[Mailman-Developers] New Pipermail hacks (was Re: Ok, it works! ...)

Barry A. Warsaw barry@zope.com
Thu, 25 Oct 2001 00:48:34 -0400

>>>>> "BAW" == Barry A Warsaw <barry@zope.com> writes:

    BAW> If you're watching the CVS log messages, you might see some
    BAW> checkins to address the problems with Pipermail in 2.1a3.
    BAW> Had an all day meeting today, and I'm beat so I'll email more
    BAW> about it tomorrow, but I think I have a neat solution that
    BAW> will also address Ben's patch to clean attachments out of the
    BAW> archives, and may serve as a basis for a built-in de-mimer.

So here's the scoop.  I've been thinking about Ben Gertzfield's code
to sanitize the archives, and I've been mulling about the de-mime
stuff.  It all came to a head when 2.1a3 broke archiving for multipart

Here's what I've now got in cvs and it seems to work fairly well.
Only more testing will tell for sure.

There's a new handler module called Scrubber.py, but it's not in the
primary pipeline.  Only Pipermail is going to call it, and that via
the new mm_cfg.py/Default.py variable ARCHIVE_SCRUBBER.

This module hardcodes the following de-mime decisions:

- text/plain parts are passed through unchanged

- text/html parts are removed completely.  If the outer message is of
  type text/html then the whole message is discarded
  (i.e. DiscardMessage is raised).

- For all other non-multipart parts, we treat them as "attachments" by
  pulling the decoded payload out of the message, storing it in a file
  inside the list's private archive directory
  (e.g. archives/private/mylist/attachments) and rewriting the payload
  of the part to include a description of the attachment.
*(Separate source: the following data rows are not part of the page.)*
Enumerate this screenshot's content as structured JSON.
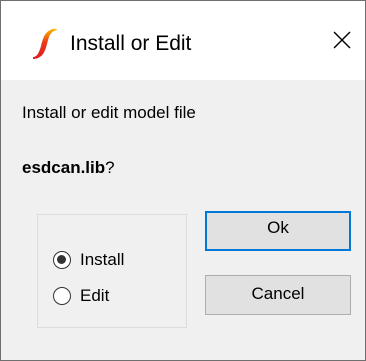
{
  "window": {
    "title": "Install or Edit",
    "app_icon": "ltspice-logo-icon",
    "close_icon": "close-icon"
  },
  "message": {
    "line1": "Install or edit model file",
    "filename": "esdcan.lib",
    "suffix": "?"
  },
  "options": {
    "items": [
      {
        "label": "Install",
        "checked": true
      },
      {
        "label": "Edit",
        "checked": false
      }
    ]
  },
  "buttons": {
    "ok_label": "Ok",
    "cancel_label": "Cancel"
  },
  "colors": {
    "accent": "#0078d7",
    "icon_red": "#e01a22",
    "icon_yellow": "#f5b800",
    "client_bg": "#f0f0f0"
  }
}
  Included in this description is a url to the attachment file, which
  Pipermail will hyperlink.  One drawback here is that if archives are
  switched from public to private, or vice versa, all the attachment
  urls will break.  But you could re-run bin/arch to regenerate the
  whole thing -- the key being that Scrubber works only on a copy of
  the message being prepped for the archiver, /not/ on the message
  being saved in the mbox.

- multiparts are ignored for the first pass, but are recursed to
  perform the above cleaning.

Then the entire scrubbed message is converted into a flat message,
where only the headers are parsed and the body is slurped in one gulp;
it isn't parsed recursively.  Along the way, we throw out the headers
for any internal parts, and we play games with the inter-part boundary
strings so they are move useful (yes, this is a kludge).

There's even more kludgery involved to get Pipermail to archive
scrubbed message without having to rewrite huge chunks of inscrutable
code.  But it seems to work.

Now, the interesting thing is that Scrubber.py is written so that it
/could/ be used in the main pipeline.  E.g. it supports the proper
signature and semantics for use in the pipeline.  But I'm not adding
it there for now primarily because it isn't configurable via the web.
All its decisions above are hardcoded because getting the u/i right is
more work than I want to do right now.

But if you were interested in mainlining Scrubber.py, here's how you
might do it: Add it to GLOBAL_PIPELINE in your mm_cfg.py.  I would
suggest sticking it after ToArchives so that the mbox gets the
original unscrubbed message (this lets you adjust the scrubber's
behavior for archive purposes and regenerate from the raw mbox).
In fact, what I'd do is move ToArchive to just after the Hold module,
and stick Scrubber just between Hold and Tagger.  This is untested.

I think this will give us a foothold into providing a cleaner archive
with Pipermail, and to experimenting with Mailman supported
de-mime-ification.   Probably the best that'll happen for MM2.1.